Copie conforme/Certified Copy

Beauty lies in the eyes of the beholder- this is the true essence of the film Copie conforme/Certified Copy (2010). We do not instantly fall in love with or come to appreciate a work of art for its originality, for being genuine, but for the emotions it triggers in our soul, so whether we look at an original painting or a certified copy, it makes no difference in terms of the beauty we feel within our hearts. A thing is beautiful not because of some intrinsic physical feature it possesses but because of the likes, preferences and sensitivity of the person looking at the object. It is the same with reality and fiction and, in his film, Iranian director Abbas Kiarostami plays with the duality of life and and marvels at the way people joggle with their feelings and relationships.


Copie conforme/Certified Copy is a challenging and enticing movie that takes the viewer out of his comfort zone and makes him question some important issues such as the nature of life or of love itself.
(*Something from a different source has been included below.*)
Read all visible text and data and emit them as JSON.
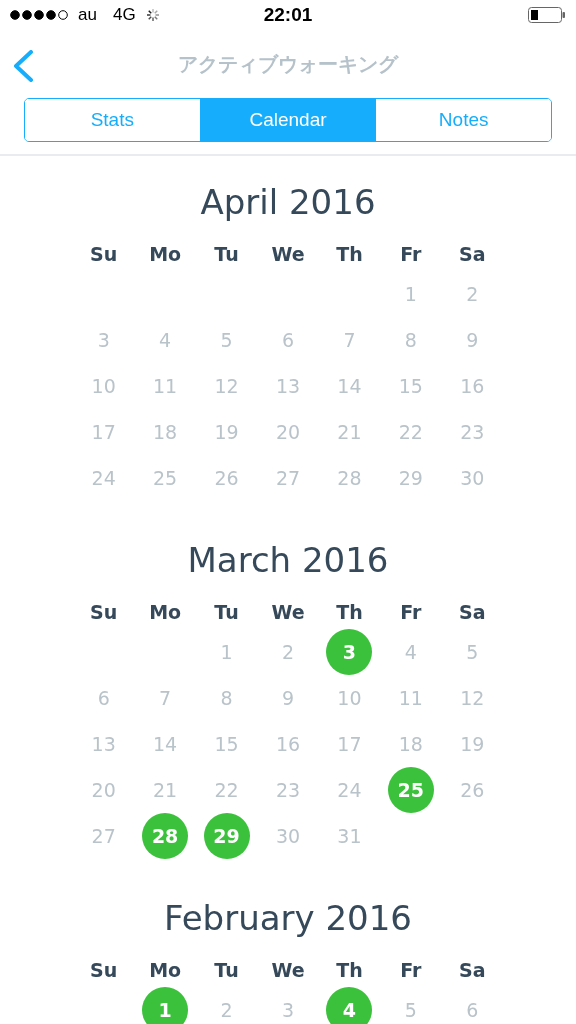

It is the story of a day-long conversation between James (William Shimell), an English author and an unnamed French woman (Juliette Binoche), owner of an antique shop in Tuscany, where James stops to give a lecture, as part of his book tour. James's book argues the idea of originality and its message is “Forget the Original, Just Get a Good Copy.” Being genuine is less important than the personal meaning of a work of art, whether it is original or a good copy; it is all about the feelings you experience by looking at it rather than the value of being the real thing or an accomplished copy.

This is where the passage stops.